When coils are undersized, they can remain mobile after they are pushed out of the catheter and continue to travel with the flow of blood until they embolize to a vessel that is smaller than the diameter of the coil. If this happens while a venous embolization is being performed, the coils travel back toward the right heart and often through the pulmonary artery before lodging in a small vessel. The lungs are also a likely final destination for coils that inadvertently pass through an AVF. When deployed in an artery, coils that are too small can migrate into distal branches or into another vascular distribution. This migration may result in nontarget embolization and decreased efficacy of the intended embolization. Coils that are too large can partially recoil into the parent vessel or cause the catheter to back out of the proper vessel. Retrievable coils are now available and allow optimization of positioning, configuration, and sizing before full deployment.

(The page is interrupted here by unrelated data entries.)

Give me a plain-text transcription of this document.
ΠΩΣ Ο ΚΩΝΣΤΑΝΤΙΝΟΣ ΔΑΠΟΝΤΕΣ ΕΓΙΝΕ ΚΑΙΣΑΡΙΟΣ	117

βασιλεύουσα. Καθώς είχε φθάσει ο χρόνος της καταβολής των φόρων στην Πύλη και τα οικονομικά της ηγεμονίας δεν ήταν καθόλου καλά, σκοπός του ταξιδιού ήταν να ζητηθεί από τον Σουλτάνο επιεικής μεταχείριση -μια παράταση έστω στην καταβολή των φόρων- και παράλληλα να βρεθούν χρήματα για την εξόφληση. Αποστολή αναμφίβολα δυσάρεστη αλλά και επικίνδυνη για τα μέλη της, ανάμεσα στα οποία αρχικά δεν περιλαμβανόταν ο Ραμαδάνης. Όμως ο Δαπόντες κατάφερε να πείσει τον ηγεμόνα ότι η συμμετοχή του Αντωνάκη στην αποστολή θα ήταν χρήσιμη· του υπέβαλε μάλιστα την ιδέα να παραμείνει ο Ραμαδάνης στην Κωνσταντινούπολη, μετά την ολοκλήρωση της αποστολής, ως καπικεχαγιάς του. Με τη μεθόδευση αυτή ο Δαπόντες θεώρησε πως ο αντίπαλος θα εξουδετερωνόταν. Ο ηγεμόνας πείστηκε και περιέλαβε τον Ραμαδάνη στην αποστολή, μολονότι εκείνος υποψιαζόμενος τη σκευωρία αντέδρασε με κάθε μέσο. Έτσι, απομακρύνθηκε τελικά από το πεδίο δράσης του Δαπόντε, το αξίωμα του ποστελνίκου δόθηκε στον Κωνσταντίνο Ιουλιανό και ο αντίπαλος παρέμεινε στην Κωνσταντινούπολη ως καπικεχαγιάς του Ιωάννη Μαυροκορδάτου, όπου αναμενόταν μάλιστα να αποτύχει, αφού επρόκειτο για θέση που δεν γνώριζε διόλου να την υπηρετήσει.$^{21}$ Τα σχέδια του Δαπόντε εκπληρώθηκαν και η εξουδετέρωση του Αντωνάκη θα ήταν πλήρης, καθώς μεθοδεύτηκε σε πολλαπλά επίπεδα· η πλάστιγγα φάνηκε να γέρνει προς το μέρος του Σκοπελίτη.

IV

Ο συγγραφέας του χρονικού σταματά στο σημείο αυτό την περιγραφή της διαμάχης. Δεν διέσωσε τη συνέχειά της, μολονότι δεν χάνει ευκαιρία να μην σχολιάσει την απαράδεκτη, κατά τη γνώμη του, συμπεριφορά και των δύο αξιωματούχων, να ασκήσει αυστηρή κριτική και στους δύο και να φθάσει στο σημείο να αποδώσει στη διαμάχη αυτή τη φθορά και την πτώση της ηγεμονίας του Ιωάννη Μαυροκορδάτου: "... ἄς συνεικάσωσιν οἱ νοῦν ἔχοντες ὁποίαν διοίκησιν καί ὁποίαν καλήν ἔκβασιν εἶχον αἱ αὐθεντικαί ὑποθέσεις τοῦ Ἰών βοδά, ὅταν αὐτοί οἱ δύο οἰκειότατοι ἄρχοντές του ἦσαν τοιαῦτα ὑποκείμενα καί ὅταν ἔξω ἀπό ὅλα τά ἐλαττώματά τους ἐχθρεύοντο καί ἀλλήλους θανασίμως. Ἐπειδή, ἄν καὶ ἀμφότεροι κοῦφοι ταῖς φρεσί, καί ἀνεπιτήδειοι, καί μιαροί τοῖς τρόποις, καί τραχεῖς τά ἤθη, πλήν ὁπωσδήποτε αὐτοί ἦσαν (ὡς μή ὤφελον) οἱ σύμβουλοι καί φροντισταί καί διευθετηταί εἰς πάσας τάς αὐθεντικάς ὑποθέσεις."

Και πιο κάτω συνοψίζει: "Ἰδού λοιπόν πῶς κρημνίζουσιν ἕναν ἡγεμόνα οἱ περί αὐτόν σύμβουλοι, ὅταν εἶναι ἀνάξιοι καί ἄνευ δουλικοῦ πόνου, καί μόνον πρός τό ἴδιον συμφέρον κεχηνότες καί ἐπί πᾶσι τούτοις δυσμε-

PVA particles range in size from 50 to 2000 µm. Their mechanism of action is to obstruct vessels physically and incite extensive granulation tissue formation. PVA particles result in permanent occlusion. The size of the particle used is based on the location of desired thrombosis. The smaller the particles are, the more distal the embolization. Particle selection is often based on the experience of the operator. If the particles selected are too small, end-organ ischemia and necrosis may occur. If the particles are too large, collateral vessels may quickly reconstitute blood flow to the target organ, significantly decreasing the efficacy of the procedure. The smallest particles are reserved for tumor embolization or preoperative devascularization of other tissues because they can cause significant tissue ischemia via occlusion down to the capillary level.